Non-neutralizing antibody effector functions following SpFN vaccination in cynomolgus macaques (CM). Data are presented by group. Group 1 (red symbols and lines) = SpFN + ALFQ; Group 2 (green symbols and lines) = SpFN + AlOH₃; Group 3 (black symbols and lines) = controls. Significant differences (p < 0.05) between control and vaccinated, as determined by Wilcoxon rank-sum test, are indicated with a star (*). (A) ADCP. (B) ADCD. MFI = mean fluorescence intensity.

Figure 9

SARS-CoV-2 and SARS-CoV-1 S-specific CD4+ T cell responses elicited by adjuvanted SpFN vaccination. (A–D). T cell responses were assessed by SARS-CoV-2 spike peptide pool stimulation and intracellular cytokine staining of PBMC collected at Study Day −14 (2 weeks post-boost).

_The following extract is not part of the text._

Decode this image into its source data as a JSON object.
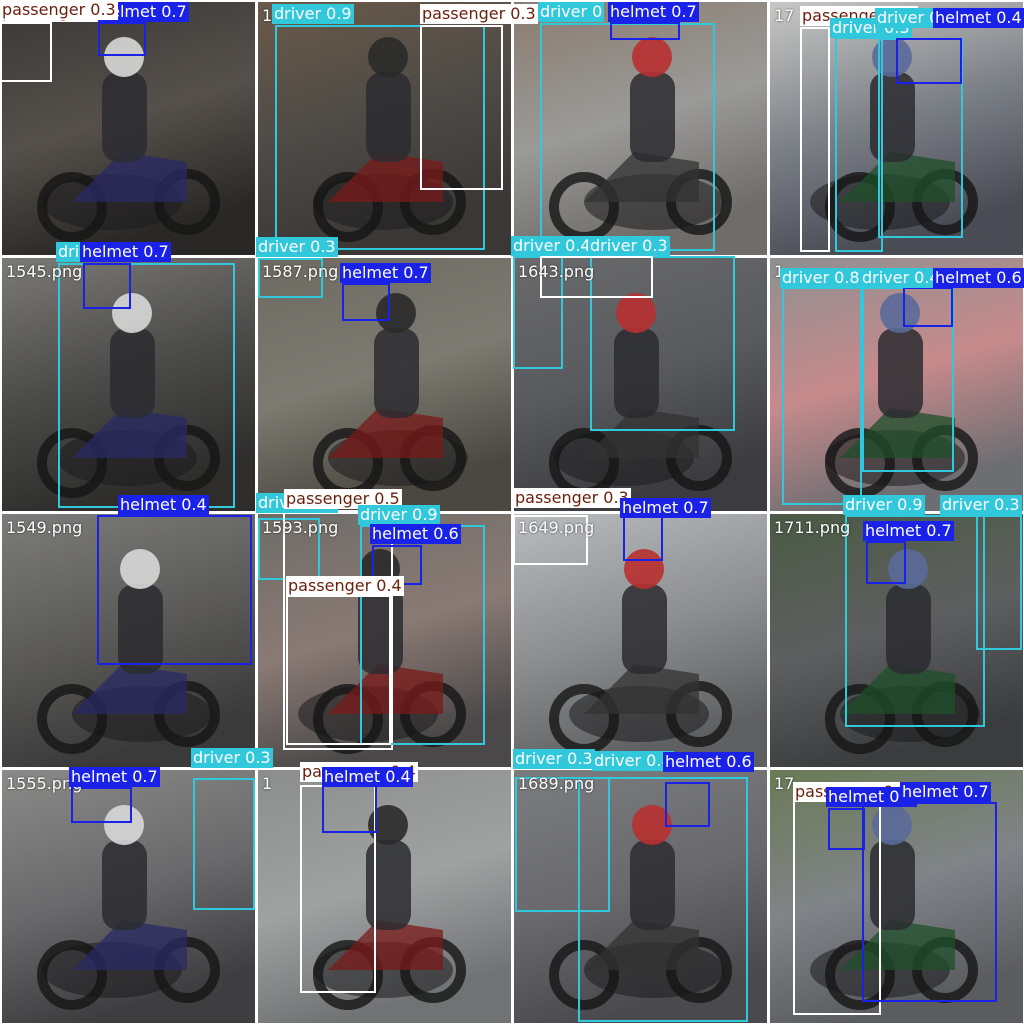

S-specific memory CD4+ T cells were defined by expression of: A. Th1 cytokines (IFN-γ, TNF-α and IL-2), B. Th2 cytokines (IL-4 and IL-13), C. IL-21, or D. CD40L. Boolean combinations of cytokine-positive memory T cells were summed for Th1 and Th2 response magnitude. (E) Pie charts depict polyfunctionality of S-specific Th1 CD4+ T cell responses 2 weeks post-boost for the two adjuvanted SpFN vaccine arms, as assessed by Boolean combination gating of IFN-γ, TNF-α, and IL-2 positive cells. COMPASS analysis of S-specific CD4+ T cell functionality (F) and polyfunctionality (G) determined by Th1 cytokine (TNFα, IL2, IFNγ), CD40L, and IL-21 expression. H-I. SARS-CoV-1 S-specific CD4+ T cell responses were measured by PBMC stimulation with SARS-CoV-1 spike peptide pools. The frequency of memory CD4+ T cells expressing Th1 cytokines (IFN-γ, TNF-α, and IL-2) (H) and CD40L (I) is shown. Study groups are depicted as follows: SpFN + ALFQ, red; SpFN + AlOH₃, green; controls, black. Box plot horizontal lines indicate the mean; top and bottom reflect the minimum and maximum. The fraction of animals within each group with a positive response following each vaccination is indicated. Significance was assessed using a Kruskal–Wallis test followed by a Dunn’s post-test to compare all study groups, or a Mann–Whitney test to compare the vaccine groups.